= European Youth Portal =

The European Youth Portal is a multi-lingual website addressing young people in Europe and providing access to youth related European and national information. The aim of the European Youth Portal is to provide young people aged 13 to 30 across Europe with information and opportunities around a wide range of topics based on the EU Youth Strategy, including education, employment, participation, culture, social inclusion, health, mobility and volunteering. One of its major strengths is that this content is provided at European and national levels through a partnership between the European Commission and Eurodesk, and is available in up to 27 different languages, covering 33 countries.

==Background==
The European Youth Portal is an initiative of the European Commission and was launched in 2014. The portal was suggested in the European Commission's White Paper "A new impetus for European Youth". It has been developed with and for young people, particularly in association with Eurodesk and the European Youth Forum. In April 2009, the European Commission adopted the EU Youth Strategy. One of the strategy's objectives is to enhance the participation of all young people in society and to increase their participation in civic life and in representative democracy.
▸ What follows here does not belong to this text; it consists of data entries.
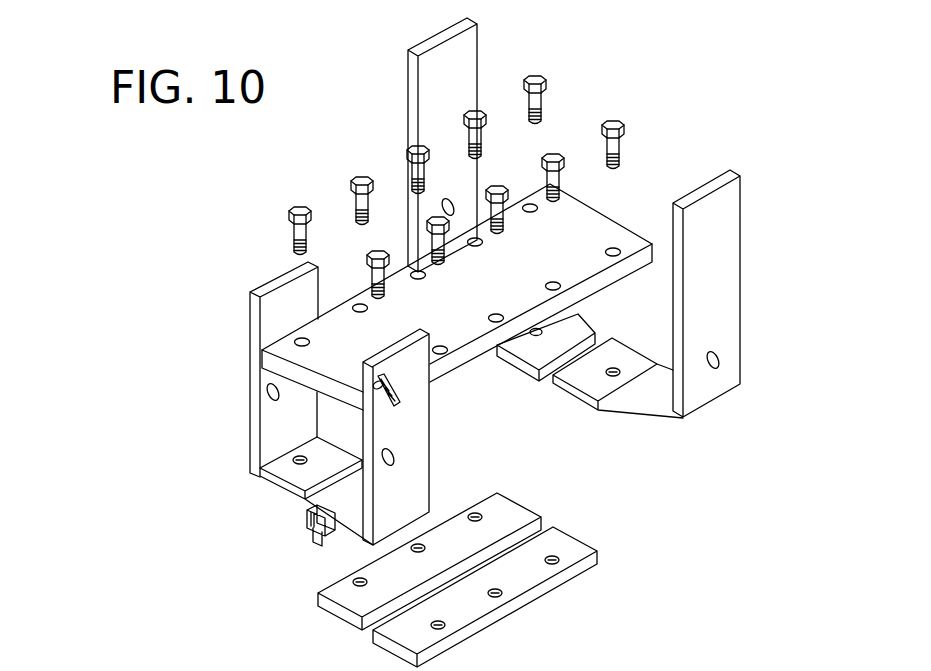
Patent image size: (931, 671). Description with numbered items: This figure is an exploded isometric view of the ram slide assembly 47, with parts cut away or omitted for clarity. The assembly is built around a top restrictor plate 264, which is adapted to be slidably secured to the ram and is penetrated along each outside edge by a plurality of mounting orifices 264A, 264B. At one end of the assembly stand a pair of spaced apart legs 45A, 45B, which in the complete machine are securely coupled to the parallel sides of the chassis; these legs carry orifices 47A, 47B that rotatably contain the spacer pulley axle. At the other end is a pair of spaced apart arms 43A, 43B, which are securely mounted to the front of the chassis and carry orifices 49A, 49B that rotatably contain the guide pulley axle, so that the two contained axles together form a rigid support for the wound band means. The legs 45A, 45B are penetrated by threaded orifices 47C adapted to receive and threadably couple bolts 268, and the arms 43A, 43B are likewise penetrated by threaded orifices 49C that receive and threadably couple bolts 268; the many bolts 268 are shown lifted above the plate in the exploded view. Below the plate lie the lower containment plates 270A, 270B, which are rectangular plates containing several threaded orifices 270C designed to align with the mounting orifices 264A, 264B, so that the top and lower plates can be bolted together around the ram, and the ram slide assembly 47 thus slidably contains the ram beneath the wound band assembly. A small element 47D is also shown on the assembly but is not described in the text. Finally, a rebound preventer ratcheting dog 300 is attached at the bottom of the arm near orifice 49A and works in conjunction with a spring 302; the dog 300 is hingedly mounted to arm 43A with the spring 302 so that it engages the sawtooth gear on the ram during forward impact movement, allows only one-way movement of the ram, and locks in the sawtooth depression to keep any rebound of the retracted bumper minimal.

The ram slide assembly 47 is at (200, 222).
The top restrictor plate 264 is at (603, 230).
The mounting orifices 264A is at (622, 250).
The mounting orifices 264B is at (536, 205).
The bolts 268 is at (547, 100).
The leg 45A is at (723, 298).
The leg 45B is at (413, 98).
The orifice 47A is at (720, 366).
The orifice 47B is at (453, 205).
The threaded orifices 47C is at (613, 370).
The spacer block 47D is at (538, 330).
The arm 43A is at (418, 475).
The arm 43B is at (253, 413).
The orifice 49A is at (395, 460).
The orifice 49B is at (280, 397).
The threaded orifices 49C is at (295, 455).
The rebound preventer ratcheting dog 300 is at (246, 545).
The spring 302 is at (312, 523).
The lower containment plate 270A is at (560, 545).
The lower containment plate 270B is at (517, 505).
The threaded orifices 270C is at (553, 560).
It is also stated in the Council Resolution of 27 November 2009 on a renewed framework for European cooperation in the youth field (2010–2018)." To this end, the European Commission re-launched the European Youth Portal in May 2013 with a new look and feel, and new content. It replaced the previous one which was no longer meeting the growing expectations of its young audience.

==Management==
The Eurodesk network - a permanent support structure of the European Union's 'Youth in Action' programme - is responsible for managing the content, contributing to its translation and promoting the portal.